REPUBLIKA.CO.ID, BANTUL--Ikatan Remaja Muhammadiyah (IPM) tak ingin terjerat pada adanya ketabuan tentang diskusi perlunya pendidikan seks di lembaga sekolah.
''Saya memandang pendidikan seks ini perlu diberikan sejak dini, diantaranya, kalau perluis sejak sekolah dasar. Tentunya tidak diberikan secara vulgar, tapi lebih berkaitan dengan materi kesehatan reproduksi,'' kata Ahmad Putra Batubara, salah seorang kandidat ketua umum PP IPM 2010-2012, kemarin.
Menurut dia, secara pribadi ia melihat pendidikan seks memang sebaiknya bisa diberikan sejak dini.
''Biar nanti bila mereka sudah memasuki masa remaja, dimana keinginan tahuan mereka akan seks bisa lebih terarah dan tidak mengarah kepada tindakan negatif,'' kata Batubara, dalam diskusi dengan wartawan berkaitan dengan visi-misinya sebagai calon ketua umum.
Ia sendiri belum mengetahui secara pasti apakah masalah pendidikan seks ini akan menjadi salah satu rekomendasi dari Muktamar IPM ke-17 di Bantul.
Tapi, ia setuju bahwa perlu atau tidaknya pendidikan seks diberikan secara dini di lembaga pendidikan ke depan perlu diwacanakan, tentunya untuk tujuan-tujuan yang positif.
Deni WK, ketua umum PP IPM 2008-2010, mengatakan masalah pendidikan seks ini memang telah menjadi salah satu perhatian kepengurusan IPM periodenya.
Ia berpandangan masalah pendidikan seks ini bisa dibicarakan dalam kaitan untuk memberikan pengetahuan yang benar bagi kalangan remaja sejak usia dini.
DI IPM sendiri, katanya, pendidikan semacam ini tidak bisa dibicarakan secara terbuka, karena kekhawatiran timbulkan tanggapan yang berlebihan dari pihak-pihak yang menentangnya.

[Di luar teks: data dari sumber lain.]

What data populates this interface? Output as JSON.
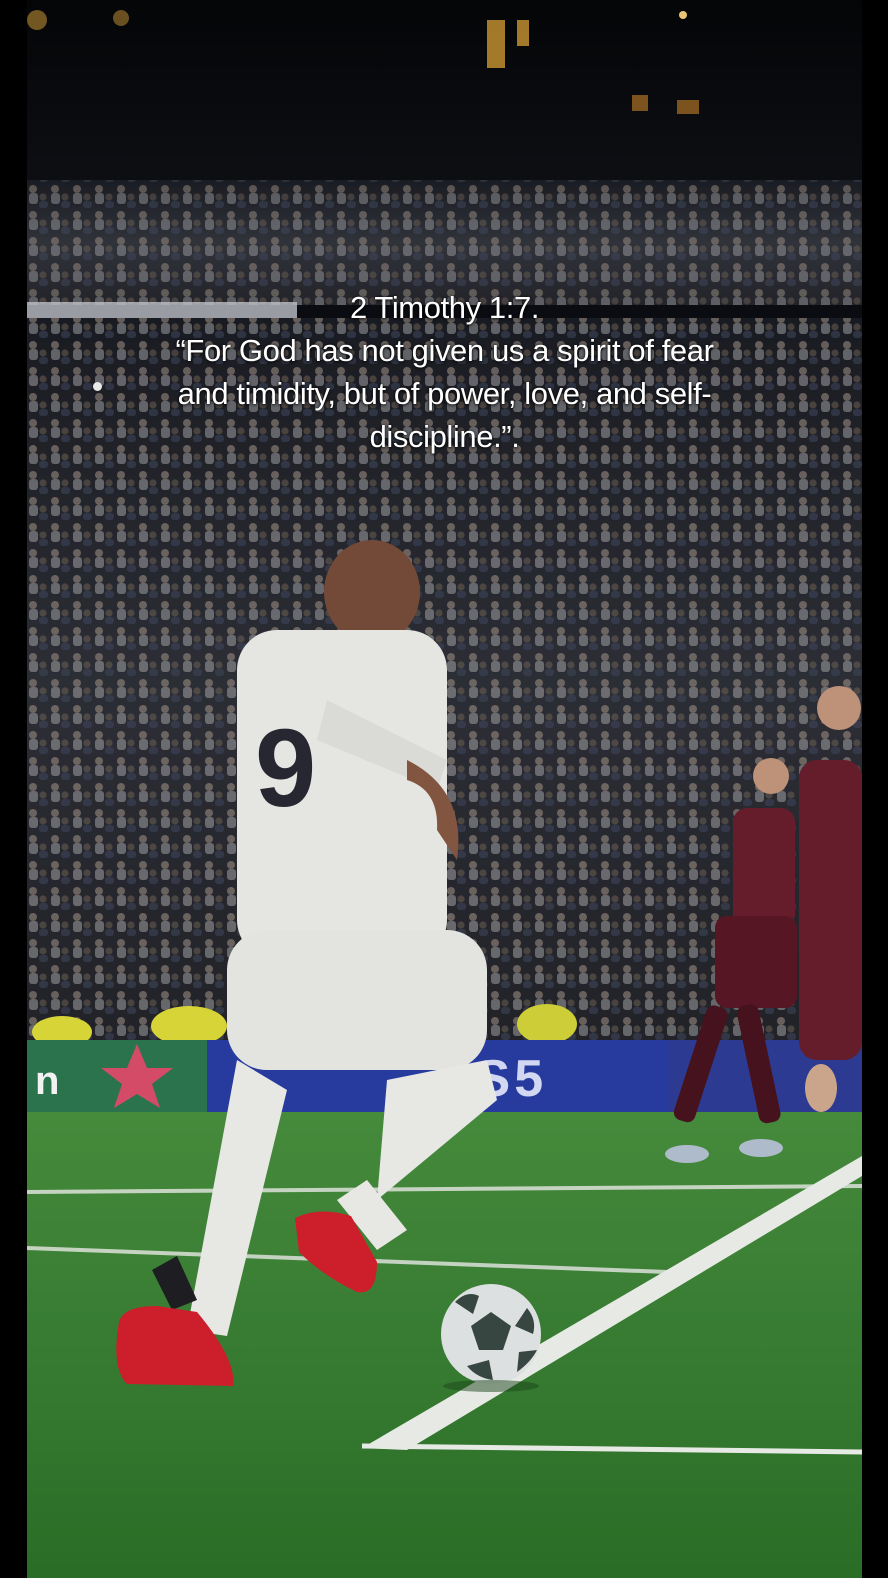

''Kita membicakannya dalam kaitan kesehatan reproduksi, agar terdengar tigak vulgar,'' kata Deni.
Menurut Deni, IPM juga selama ini sudah berusaha untuk mempertimbangkan isu gender dalam setiap kebijakannya dan juga dalam rangka pemilihan calon ketua umum serta formatur akan menjadi pengurus pusat.
Ia mengatakan PP IPM di bawah kepemimpinannya bahkan sempat mendapatkan kritik keras seakan-akan tak sadar gender, karena kebetulan ketua bidang yang membawahi perempuan dipimpin seorang laki-laki.

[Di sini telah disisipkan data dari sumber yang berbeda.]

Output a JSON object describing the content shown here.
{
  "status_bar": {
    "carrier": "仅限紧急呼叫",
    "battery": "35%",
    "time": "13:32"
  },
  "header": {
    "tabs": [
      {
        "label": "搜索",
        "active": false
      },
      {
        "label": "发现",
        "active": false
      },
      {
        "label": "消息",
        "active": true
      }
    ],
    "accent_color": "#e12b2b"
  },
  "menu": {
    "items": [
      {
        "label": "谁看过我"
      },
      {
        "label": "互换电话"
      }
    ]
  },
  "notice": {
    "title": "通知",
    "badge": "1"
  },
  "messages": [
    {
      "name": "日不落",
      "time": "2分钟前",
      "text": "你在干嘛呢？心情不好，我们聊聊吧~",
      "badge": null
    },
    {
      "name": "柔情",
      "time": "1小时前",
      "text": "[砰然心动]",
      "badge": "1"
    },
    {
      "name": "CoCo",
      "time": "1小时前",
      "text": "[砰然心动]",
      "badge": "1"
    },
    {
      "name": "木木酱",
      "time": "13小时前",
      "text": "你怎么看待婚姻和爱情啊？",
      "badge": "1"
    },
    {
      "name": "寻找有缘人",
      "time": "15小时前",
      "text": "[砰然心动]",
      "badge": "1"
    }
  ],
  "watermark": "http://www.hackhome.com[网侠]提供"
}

''Padahal ini adalah hasil kesapakatan internal IPM, dan laki-laki itu sendiri sudah diketahui adalah orang yang juga mempunyai pengetahuan luas berkaitan dengan isu-isu gender,'' katanya.
''Jadi sebenarnya IPM sudah lebih maju, dimana ada seorang laki-laki memimpin urusan kewanitaan, bahkan urusan pengkaderan kami dipimpin seorang perempuan,'' tandasnya.
Memang, katanya, ia pribadi sebenarnya menginginkan ada calon perempuan yang bisa tampil bersaing menjadi kandidat ketua umum IPM ke depan, karena selama ini IPM belum pernah dipimpin ketua umum perempuan.
Tapi, tentunya, ini terserang pada para perempuan anggota IPM. Soalnya, tadinya ada seorang wanita yang diminta maju, tapi ia sendiri yang memutuskan untuk tidak maju.
Calon Perempuan
Berkaitan dengan calon perempuan ini, Ridhlo Alhamdi, seorang anggota Panitia Pemilihan Pusat Muktamar IPM ke-17, mengatakan memang kali ini tak ada calon perempuan yang bersedia tampil menjadi kandidat ketua umum IPM.
Tapi, katanya, keberadaan perempuan ini cukup terwakili diantara 34 orang yang bersaing untuk menjadi anggota formatur yang nantinya akan menjadi salah seorang pengurus PP IPM (di luar ketua umum). ''Jumlah mereka sampai 30 persen kok,'' kata dia.
Ridhlo sendiri mengatakan sebenarnya IPM tak ingin terjebak dalam perlu atau tidaknya ada kuota tertentu untuk perempuan di dalam kepengurusan IPM.
Menurut dia, selama ini IPM telah menerapkan akses yang sama baik itu bagi wanita dan laki-laki untuk berkipra di organisasi ini. ''Kami tidak membedakan apakah dia kader perempuan atau laki-laki,'' kata Ridhlo.
Kembali apakah nantinya komposisi kepengurusan PP IPM ke depan bisa mengakomudasi figur perempuan atau tidak, semuanya kembali ke mekanisme muktamar, yakni mereka-mereka yang punya hak suara.